Site Reliability Engineering (SRE) Intern
We are seeking a talented and motivated SRE Intern to join our growing team, focusing on Productivity Engineering and the Developer Experience for our development platform. In this role, you will contribute to the reliability, scalability, and performance of our enterprise-level systems. The ideal candidate has a solid foundation in software engineering with a passion for infrastructure-as-code and building robust, automated solutions.
Responsibilities
-
Developer Platform Contribution: Contribute to the design, implementation, and maintenance of Flywire's internal PaaS ecosystem, known as Victoria, which supports the full software development lifecycle (create, build, test, deploy, run, and monitor).
-
Developer experience: Cater to the needs of over 200 engineers and make their job easier and more efficient. We solve problems by writing well maintained and elegant software solutions. Scripting is for PoCs, our production systems are robust software engineering projects.
-
Automation & Tooling: Participate in the design and development of tooling for task automation.

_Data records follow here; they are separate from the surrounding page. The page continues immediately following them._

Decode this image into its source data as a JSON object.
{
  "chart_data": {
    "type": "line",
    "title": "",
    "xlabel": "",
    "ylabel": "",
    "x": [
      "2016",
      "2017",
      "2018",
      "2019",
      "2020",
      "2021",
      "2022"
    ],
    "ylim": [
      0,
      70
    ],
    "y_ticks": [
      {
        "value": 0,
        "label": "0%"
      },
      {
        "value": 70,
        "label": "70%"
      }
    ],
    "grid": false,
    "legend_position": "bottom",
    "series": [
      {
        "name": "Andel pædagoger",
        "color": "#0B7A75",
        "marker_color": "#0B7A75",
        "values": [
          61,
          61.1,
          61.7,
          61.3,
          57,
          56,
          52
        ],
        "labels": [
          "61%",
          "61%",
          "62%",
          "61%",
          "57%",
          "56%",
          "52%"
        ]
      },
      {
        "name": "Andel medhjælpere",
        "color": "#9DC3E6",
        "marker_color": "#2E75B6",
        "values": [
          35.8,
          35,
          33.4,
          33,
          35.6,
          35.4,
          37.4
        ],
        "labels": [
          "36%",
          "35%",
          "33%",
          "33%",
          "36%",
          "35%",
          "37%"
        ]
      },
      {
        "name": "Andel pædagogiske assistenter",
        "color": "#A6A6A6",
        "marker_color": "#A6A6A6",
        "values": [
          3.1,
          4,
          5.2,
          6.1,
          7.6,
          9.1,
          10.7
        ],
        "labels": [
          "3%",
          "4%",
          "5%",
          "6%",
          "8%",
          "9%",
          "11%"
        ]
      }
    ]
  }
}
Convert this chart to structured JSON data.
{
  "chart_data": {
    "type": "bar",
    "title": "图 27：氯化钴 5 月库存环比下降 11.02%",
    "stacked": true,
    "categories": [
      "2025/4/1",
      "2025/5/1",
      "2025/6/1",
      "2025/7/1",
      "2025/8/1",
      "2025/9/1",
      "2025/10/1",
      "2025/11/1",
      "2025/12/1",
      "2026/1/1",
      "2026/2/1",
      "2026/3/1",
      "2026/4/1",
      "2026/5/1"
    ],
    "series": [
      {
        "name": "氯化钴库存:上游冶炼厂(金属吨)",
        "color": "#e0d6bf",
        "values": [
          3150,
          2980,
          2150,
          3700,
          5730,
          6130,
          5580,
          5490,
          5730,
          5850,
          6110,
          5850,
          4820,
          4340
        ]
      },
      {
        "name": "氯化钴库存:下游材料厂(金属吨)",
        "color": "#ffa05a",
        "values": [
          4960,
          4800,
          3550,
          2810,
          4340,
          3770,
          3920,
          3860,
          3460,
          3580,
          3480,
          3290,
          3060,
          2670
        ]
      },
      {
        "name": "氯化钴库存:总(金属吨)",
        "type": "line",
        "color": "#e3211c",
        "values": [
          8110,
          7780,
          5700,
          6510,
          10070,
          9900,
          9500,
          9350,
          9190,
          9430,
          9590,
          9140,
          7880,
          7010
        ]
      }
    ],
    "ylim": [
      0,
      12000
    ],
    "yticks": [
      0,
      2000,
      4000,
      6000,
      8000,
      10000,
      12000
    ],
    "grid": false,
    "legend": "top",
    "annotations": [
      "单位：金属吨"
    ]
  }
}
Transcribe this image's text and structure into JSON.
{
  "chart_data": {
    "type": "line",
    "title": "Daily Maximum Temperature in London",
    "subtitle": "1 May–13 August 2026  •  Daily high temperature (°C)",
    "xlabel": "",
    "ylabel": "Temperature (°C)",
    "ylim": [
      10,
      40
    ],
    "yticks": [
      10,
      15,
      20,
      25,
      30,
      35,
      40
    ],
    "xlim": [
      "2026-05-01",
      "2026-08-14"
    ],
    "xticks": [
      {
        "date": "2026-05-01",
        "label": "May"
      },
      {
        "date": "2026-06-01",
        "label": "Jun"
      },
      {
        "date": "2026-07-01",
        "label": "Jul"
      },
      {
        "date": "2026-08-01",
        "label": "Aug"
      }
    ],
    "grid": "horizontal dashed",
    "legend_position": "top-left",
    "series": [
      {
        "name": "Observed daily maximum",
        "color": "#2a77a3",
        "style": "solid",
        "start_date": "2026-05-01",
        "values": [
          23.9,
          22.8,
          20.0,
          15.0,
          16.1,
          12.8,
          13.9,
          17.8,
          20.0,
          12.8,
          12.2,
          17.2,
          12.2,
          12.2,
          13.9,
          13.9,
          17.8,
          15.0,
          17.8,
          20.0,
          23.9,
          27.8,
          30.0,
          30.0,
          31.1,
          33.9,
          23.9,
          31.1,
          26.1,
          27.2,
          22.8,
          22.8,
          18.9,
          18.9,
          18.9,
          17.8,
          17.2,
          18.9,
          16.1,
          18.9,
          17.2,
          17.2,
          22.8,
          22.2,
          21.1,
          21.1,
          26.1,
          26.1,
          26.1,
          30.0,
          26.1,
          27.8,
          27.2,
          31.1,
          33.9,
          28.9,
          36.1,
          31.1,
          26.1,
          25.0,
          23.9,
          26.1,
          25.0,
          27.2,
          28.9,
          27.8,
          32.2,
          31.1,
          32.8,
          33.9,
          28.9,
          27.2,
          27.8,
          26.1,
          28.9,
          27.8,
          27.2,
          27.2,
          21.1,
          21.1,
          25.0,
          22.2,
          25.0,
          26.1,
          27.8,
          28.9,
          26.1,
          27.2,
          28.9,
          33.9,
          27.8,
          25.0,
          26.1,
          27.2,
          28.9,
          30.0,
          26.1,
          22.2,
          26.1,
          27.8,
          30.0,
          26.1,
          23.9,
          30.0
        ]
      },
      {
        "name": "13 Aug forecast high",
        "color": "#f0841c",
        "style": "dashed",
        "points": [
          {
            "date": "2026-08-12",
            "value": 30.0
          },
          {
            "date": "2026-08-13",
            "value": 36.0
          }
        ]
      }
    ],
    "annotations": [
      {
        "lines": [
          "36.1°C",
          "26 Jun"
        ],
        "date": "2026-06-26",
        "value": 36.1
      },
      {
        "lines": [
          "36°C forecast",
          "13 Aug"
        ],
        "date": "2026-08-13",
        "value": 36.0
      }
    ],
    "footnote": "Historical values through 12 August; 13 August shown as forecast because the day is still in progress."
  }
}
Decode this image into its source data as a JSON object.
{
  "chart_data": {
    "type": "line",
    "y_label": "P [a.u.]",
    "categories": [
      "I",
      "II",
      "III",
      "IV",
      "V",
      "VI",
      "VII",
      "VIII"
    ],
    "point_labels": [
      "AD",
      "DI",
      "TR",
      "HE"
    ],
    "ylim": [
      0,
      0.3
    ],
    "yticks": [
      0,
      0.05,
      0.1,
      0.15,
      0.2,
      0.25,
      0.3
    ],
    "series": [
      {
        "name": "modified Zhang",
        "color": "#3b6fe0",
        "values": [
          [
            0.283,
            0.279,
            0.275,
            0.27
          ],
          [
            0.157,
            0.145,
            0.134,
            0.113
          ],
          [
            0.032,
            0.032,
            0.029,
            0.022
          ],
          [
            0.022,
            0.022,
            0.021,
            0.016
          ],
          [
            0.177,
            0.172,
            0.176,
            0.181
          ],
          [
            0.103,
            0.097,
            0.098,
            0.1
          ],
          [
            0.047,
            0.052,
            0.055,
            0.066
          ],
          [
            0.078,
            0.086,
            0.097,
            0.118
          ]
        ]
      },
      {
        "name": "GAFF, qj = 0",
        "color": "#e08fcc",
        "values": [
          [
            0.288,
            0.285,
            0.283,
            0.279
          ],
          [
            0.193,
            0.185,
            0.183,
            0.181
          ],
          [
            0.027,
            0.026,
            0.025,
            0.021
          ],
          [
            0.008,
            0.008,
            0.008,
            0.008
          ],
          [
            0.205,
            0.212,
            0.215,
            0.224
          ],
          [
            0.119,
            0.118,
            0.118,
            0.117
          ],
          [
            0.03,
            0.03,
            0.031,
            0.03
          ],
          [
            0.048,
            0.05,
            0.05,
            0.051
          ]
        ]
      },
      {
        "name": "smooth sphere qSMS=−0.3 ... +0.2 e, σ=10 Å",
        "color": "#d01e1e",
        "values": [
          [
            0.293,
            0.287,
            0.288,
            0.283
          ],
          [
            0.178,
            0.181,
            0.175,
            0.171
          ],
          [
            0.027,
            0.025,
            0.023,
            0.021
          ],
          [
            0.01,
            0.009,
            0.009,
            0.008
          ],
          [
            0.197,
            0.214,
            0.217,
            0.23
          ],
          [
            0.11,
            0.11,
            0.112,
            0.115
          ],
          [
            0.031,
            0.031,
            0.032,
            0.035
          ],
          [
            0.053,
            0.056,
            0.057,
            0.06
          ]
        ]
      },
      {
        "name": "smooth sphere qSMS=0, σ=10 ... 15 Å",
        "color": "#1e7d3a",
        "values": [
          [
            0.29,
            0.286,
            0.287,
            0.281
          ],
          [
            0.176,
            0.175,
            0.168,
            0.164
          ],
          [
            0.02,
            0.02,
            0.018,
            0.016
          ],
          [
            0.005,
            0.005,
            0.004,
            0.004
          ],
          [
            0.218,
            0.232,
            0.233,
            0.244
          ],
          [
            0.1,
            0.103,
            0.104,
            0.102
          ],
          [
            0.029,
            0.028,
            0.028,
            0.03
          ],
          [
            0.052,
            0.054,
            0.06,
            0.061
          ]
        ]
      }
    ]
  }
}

Work on a variety of web tools, UIs, CLIs, bots and stateless services to keep our eco system running smoothly.
-
Continuous Improvement (CI/CD): Assist in advancing our full DevSecOps capabilities and contributing to various phases of the development lifecycle, focusing heavily on deployment and operations.
-
Operational Support: Assist senior engineers in ensuring the performance, quality, and responsiveness of our cloud-native applications and helping to understand system requirements and troubleshoot production issues and software reliability issues
-
Platform Abstraction: Contribute to reducing tooling complexity through implementing simple and elegant abstractions.
-
Best Practices Championing: Support development teams (200+ engineers) in adopting platform best practices and internal tools.
What You Will Learn
-
Software Engineering for the Cloud: How to build and run software in close contact with your clients (the other engineers). Learn to design, implement and roll out features for existing systems or create new ones to be used in production environments.
-
AI Software Engineering Processes & Infrastructure: How to use agentic flows for building software and rely on, operate and improve our AI infrastructure.
-
Infrastructure as Code (IaC): How to manage cloud resources programmatically using tools like Terraform
-
Observability & Monitoring: How to implement logging, metrics, and tracing to gain deep insights into system health.
-
Container Orchestration: Real-world experience with Docker and AWS to manage distributed services.
-
Incident Management: How to respond to system failures, conduct post-mortems, and prevent recurrence in a production environment.
-
Security at Scale: Implementing automated security checks and best practices within the CI/CD pipeline.